According to items I and II of article 4 of CVM Instruction 476, the Debentures will be offered only to qualified investors (as defined under the applicable CVM regulation) and are automatically exempted from public offering registration requirements with the CVM, in accordance with Article 19 of Law 6,385 of December 07, 1976, as amended, pursuant to CVM Instruction 476.
The Company will issue up to 400 (four hundred) Debentures with a par value on the Issue Date (as defined below) of R$1,000,000.00 (one million reais) (“Par Value”).

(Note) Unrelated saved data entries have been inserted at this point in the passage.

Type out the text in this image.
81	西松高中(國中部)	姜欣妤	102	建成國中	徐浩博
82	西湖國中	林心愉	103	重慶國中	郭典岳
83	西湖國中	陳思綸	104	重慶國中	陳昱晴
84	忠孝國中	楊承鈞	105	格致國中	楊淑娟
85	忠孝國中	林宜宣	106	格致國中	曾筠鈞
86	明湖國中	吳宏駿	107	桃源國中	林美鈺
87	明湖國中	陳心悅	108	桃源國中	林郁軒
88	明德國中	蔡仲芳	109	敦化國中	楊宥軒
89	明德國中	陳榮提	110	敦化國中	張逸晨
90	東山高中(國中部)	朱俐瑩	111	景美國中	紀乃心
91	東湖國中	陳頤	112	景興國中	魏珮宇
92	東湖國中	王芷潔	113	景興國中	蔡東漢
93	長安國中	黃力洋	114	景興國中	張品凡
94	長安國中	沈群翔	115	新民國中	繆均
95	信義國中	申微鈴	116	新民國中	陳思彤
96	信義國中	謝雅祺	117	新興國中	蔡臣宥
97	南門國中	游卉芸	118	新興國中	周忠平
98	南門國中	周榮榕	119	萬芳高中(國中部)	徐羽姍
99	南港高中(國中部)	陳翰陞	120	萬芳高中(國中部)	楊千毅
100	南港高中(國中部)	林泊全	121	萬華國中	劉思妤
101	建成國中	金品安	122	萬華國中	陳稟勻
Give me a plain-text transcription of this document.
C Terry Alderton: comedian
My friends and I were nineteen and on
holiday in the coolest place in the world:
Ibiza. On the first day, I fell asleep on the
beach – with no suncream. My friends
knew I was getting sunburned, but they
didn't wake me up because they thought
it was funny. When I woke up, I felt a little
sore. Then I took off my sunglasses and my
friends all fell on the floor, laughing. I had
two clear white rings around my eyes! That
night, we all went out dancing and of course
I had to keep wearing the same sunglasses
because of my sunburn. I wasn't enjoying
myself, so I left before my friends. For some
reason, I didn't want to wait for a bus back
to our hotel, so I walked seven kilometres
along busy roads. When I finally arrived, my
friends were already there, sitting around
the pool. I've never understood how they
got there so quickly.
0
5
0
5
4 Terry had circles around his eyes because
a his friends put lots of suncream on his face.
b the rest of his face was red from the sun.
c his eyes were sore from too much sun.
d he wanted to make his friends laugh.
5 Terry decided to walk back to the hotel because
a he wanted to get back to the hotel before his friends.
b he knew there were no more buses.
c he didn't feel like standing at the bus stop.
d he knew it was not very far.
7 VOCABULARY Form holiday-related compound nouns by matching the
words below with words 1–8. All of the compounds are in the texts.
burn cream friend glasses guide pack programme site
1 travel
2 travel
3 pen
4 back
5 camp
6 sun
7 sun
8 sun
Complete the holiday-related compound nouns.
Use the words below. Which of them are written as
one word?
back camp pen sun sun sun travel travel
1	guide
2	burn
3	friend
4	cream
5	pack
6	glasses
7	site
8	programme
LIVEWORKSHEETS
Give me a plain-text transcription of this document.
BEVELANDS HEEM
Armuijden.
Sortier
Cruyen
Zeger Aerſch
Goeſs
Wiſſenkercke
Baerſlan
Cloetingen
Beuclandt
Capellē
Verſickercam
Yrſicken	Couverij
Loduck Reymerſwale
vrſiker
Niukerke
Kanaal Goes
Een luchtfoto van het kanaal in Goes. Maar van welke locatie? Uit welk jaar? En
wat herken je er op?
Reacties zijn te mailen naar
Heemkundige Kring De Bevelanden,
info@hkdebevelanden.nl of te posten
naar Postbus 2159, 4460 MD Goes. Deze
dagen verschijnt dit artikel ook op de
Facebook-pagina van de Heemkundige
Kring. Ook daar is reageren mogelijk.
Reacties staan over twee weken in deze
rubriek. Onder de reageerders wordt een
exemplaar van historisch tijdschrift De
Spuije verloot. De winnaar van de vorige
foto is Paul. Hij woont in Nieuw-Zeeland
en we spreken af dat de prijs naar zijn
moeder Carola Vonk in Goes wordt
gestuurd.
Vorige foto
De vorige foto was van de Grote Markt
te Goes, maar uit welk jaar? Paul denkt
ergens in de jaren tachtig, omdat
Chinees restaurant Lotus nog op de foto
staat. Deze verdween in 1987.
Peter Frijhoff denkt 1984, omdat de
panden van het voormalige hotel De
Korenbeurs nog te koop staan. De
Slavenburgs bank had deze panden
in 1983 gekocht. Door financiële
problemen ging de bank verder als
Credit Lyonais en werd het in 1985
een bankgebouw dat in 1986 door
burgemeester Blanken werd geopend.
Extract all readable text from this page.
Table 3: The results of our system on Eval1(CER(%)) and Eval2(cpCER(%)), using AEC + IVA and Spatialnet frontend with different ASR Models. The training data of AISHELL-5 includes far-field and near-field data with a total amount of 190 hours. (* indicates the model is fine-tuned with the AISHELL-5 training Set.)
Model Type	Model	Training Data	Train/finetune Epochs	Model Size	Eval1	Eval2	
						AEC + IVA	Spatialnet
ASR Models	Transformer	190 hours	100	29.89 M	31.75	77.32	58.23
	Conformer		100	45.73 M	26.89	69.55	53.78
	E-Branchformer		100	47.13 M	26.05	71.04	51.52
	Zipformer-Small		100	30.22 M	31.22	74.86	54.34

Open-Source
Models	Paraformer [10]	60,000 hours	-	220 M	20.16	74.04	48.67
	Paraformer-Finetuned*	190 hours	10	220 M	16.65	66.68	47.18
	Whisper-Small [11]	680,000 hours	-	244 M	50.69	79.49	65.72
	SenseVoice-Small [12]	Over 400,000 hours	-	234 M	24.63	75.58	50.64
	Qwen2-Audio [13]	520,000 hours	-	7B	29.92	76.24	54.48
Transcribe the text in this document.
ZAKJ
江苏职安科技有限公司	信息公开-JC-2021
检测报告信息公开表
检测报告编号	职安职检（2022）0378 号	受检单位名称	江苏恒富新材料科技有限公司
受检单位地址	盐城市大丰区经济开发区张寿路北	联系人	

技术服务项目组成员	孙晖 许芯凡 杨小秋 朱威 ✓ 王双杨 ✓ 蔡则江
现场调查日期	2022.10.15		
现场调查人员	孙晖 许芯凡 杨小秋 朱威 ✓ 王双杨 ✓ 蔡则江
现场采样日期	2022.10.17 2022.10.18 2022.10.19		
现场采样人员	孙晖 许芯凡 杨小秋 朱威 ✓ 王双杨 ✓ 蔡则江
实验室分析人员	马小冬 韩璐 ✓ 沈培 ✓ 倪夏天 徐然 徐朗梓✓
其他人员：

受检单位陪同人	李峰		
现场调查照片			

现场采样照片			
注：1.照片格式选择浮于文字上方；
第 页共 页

The maturity will be 7 (seven) years starting on September 28, 2011, which is the “Issue Date”; hence, the maturity date is September 28, 2018. The Debentures will be entitled to payment of interest corresponding to 100% (one hundred percent) of the cumulative variation of the average daily rate of the Interbank Deposits DI, over extra-group ("DI Rate"), calculated and published daily by CETIP SA - Over The Counter Derivatives and Assets ("CETIP"), capitalized with a surcharge of 1.95% (one and ninety-five hundredths percent) per year of 252 (two hundred and fifty-two) days.
Amortization of Par Value will occur in eight (8) equal and consecutive semiannual installments from the 42nd (forty second) month from the Issue Date, with the first installment due on March 28, 2015.
The Companys subsidiary, Anhanguera Educacional Ltda. will guarantee full and timely payment of the financial obligations of the Debentures to holders and stand as jointly liable and principal payer of all obligations arising from the Debentures and the Issue.
The Debentures will be registered for primary market distribution within the scope of the Restricted Offering, and registered for secondary market trading through the Securities Distribution System (Módulo de Distribuição de Títulos), or “SDT”, and the National Debentures System (Módulo Nacional de Debentures), or “SND”, respectively, each managed and operated by CETIP S.A. - Balcão Organizado de Ativos e Derivativos (“CETIP”). The offering and subsequent trades in the Debentures will be cleared and settled in the electronic systems of CETIP, and the Debentures held under custody at the central securities depository operated by CETIP.
The proceeds will be used to strengthen the Companys cash position and improve its debt profile, as well as to provide funds for the expansion of its activities.